Gesundheitspolitischer Scherbenhaufen am Aschermittwoch - Windhorst fordert: Verdruss der Ärzte ernst nehmen

Die Ärztekammer Westfalen-Lippe (ÄKWL) unterstützt die Forderungen der Vertragsärzteschaft nach leistungsgerechter Entlohnung. „Wenn die niedergelassenen Kolleginnen und Kollegen mit Praxisschließungen auf ihre existenzielle Not hinweisen müssen, ist das schlimm genug. Es muss ihnen erlaubt sein, ihren Unmut über die gefährdete Patientenversorgung politisch auf diese Weise zu dokumentieren“, sagt Kammerpräsident Dr. Theodor Windhorst. Die Honorarreform sei eine einzige Enttäuschung für die Ärzte, von einer angemessenen Vergütung der ärztlichen Leistung könne gar keine Rede sein. Mit ihrer Weigerung, die dringend notwendigen Korrekturen an der Honorarreform vorzunehmen, bewiesen Gesundheitsministerin Schmidt und die Krankenkassen gerade vor dem Hintergrund, dass die Kassen im vergangenen Jahr einen Überschuss von mehr als einer Milliarde Euro erwirtschaftet hätten, einmal mehr ihre „Therapieresistenz“.
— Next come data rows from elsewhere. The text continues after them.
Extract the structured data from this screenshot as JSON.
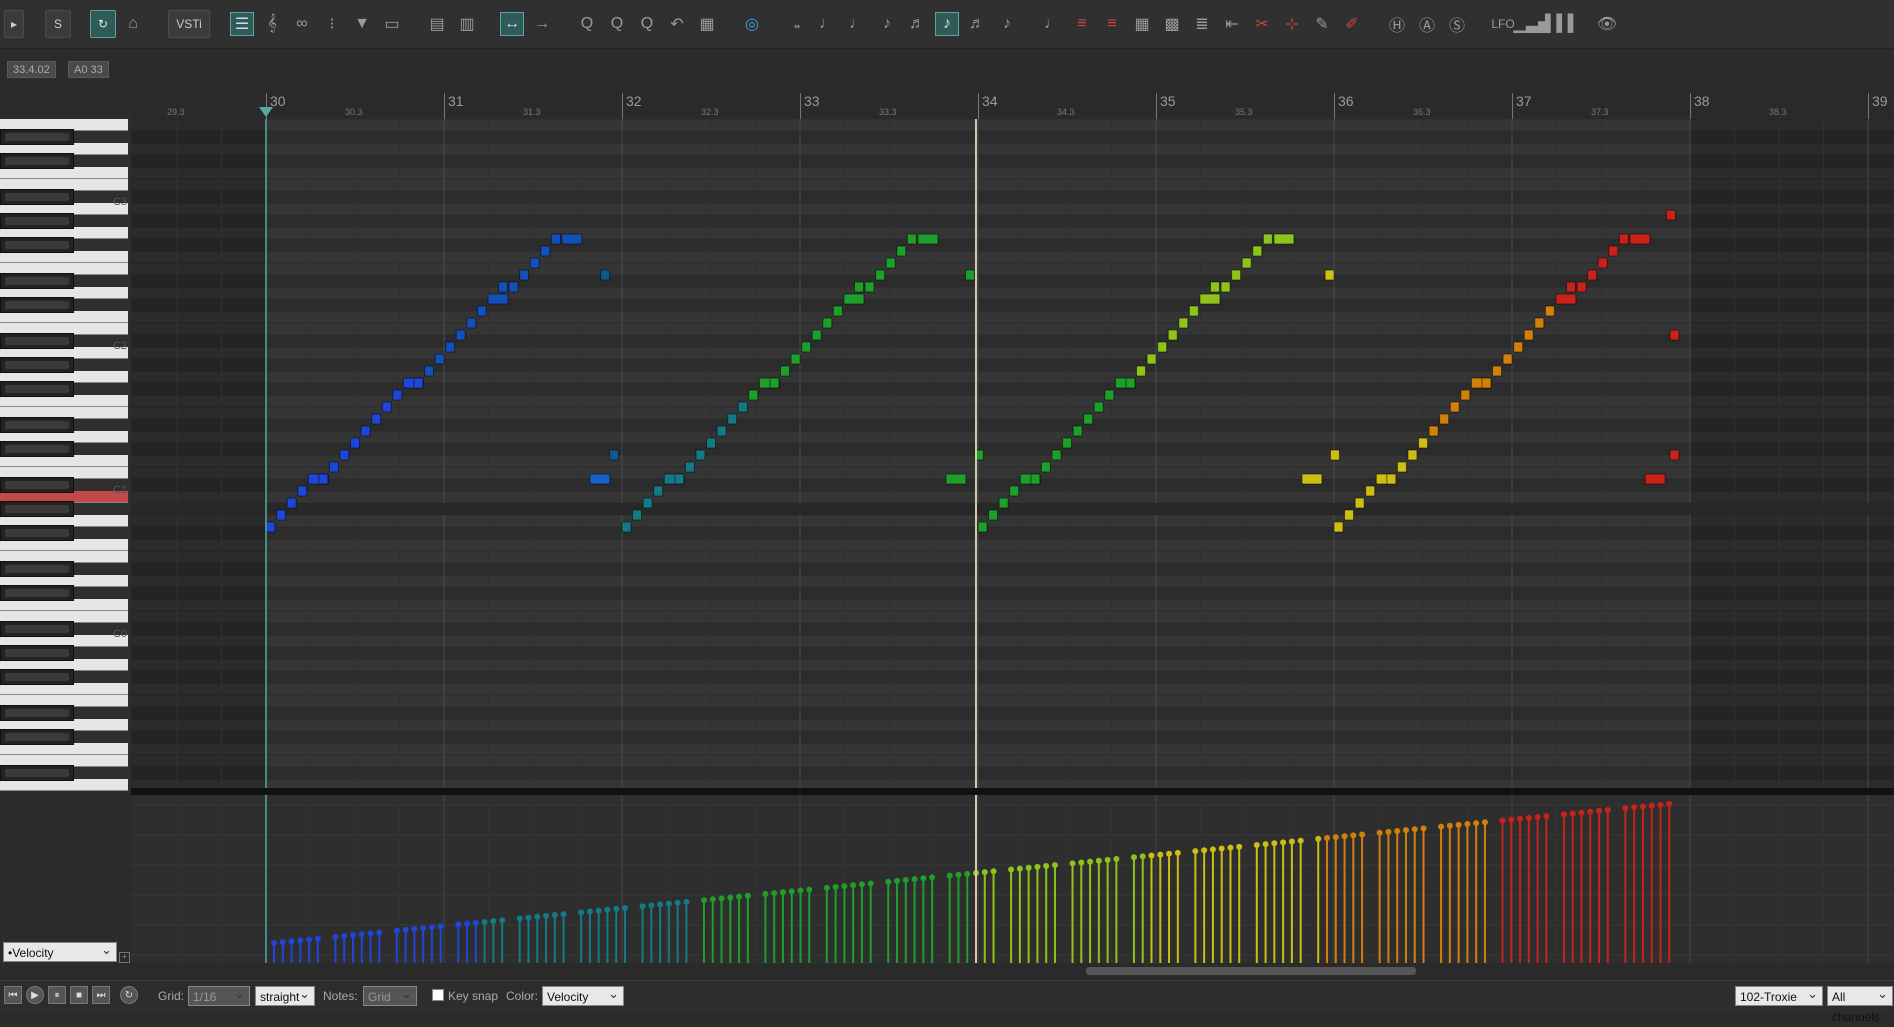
{
  "toolbar": {
    "solo_label": "S",
    "vsti_label": "VSTi",
    "lfo_label": "LFO"
  },
  "readouts": {
    "position": "33.4.02",
    "note": "A0  33"
  },
  "ruler": {
    "bars": [
      "30",
      "31",
      "32",
      "33",
      "34",
      "35",
      "36",
      "37",
      "38",
      "39"
    ],
    "half_bars": [
      "29.3",
      "30.3",
      "31.3",
      "32.3",
      "33.3",
      "34.3",
      "35.3",
      "36.3",
      "37.3",
      "38.3"
    ]
  },
  "piano": {
    "octave_labels": [
      "C3",
      "C2",
      "C1",
      "C0"
    ]
  },
  "lane": {
    "selected": "•Velocity"
  },
  "bottom": {
    "grid_label": "Grid:",
    "grid_value": "1/16",
    "swing_value": "straight",
    "notes_label": "Notes:",
    "notes_value": "Grid",
    "keysnap_label": "Key snap",
    "color_label": "Color:",
    "color_value": "Velocity",
    "instrument_value": "102-Troxie",
    "channels_value": "All channels"
  },
  "colors": {
    "blue": "#1f46d6",
    "teal": "#137a86",
    "green": "#1e9e2b",
    "lime": "#8ec31c",
    "yellow": "#cbbe14",
    "orange": "#d1800c",
    "red": "#c7231b",
    "playhead": "#d8c7a8",
    "cursor": "#54a9a3"
  },
  "notes": [
    {
      "bar": "30",
      "pitch_row": 34,
      "color": "blue"
    },
    {
      "bar": "30",
      "pitch_row": 33,
      "color": "blue"
    },
    {
      "bar": "30",
      "pitch_row": 32,
      "color": "blue"
    },
    {
      "bar": "30",
      "pitch_row": 31,
      "color": "blue"
    },
    {
      "bar": "30",
      "pitch_row": 30,
      "color": "blue"
    },
    {
      "bar": "31",
      "pitch_row": 10,
      "color": "blue"
    },
    {
      "bar": "31",
      "pitch_row": 13,
      "color": "blue"
    },
    {
      "bar": "31",
      "pitch_row": 29,
      "color": "blue"
    },
    {
      "bar": "31",
      "pitch_row": 27,
      "color": "blue"
    },
    {
      "bar": "32",
      "pitch_row": 34,
      "color": "teal"
    },
    {
      "bar": "32",
      "pitch_row": 30,
      "color": "teal"
    },
    {
      "bar": "33",
      "pitch_row": 10,
      "color": "green"
    },
    {
      "bar": "33",
      "pitch_row": 31,
      "color": "green"
    },
    {
      "bar": "34",
      "pitch_row": 34,
      "color": "lime"
    },
    {
      "bar": "35",
      "pitch_row": 10,
      "color": "yellow"
    },
    {
      "bar": "36",
      "pitch_row": 34,
      "color": "orange"
    },
    {
      "bar": "37",
      "pitch_row": 8,
      "color": "red"
    }
  ]
}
Windhorst fordert von der Politik eindringlich, den Verdruss der Vertragsärzte ernst zu nehmen. „Die Praxisschließungen am Aschermittwoch sind das Ergebnis eines gesundheitspolitischen Scherbenhaufens, den die Bundesregierung angerichtet hat.“ Ausbaden müssten das nicht nur die Vertragsärzte und deren Patienten in den Praxen, auch die medizinische Versorgung in den Kliniken leide seit Jahren an der chronischen Unterfi-nanzierung. „Es ist egal, wo wir hinblicken: Wir sehen überall nur Mangel.“ Darunter leide zwangsläufig die Qualität der Patientenversorgung. „Und der Kranke bekommt es in der Praxis oder im Krankenhaus direkt zu spüren“, klagt Windhorst.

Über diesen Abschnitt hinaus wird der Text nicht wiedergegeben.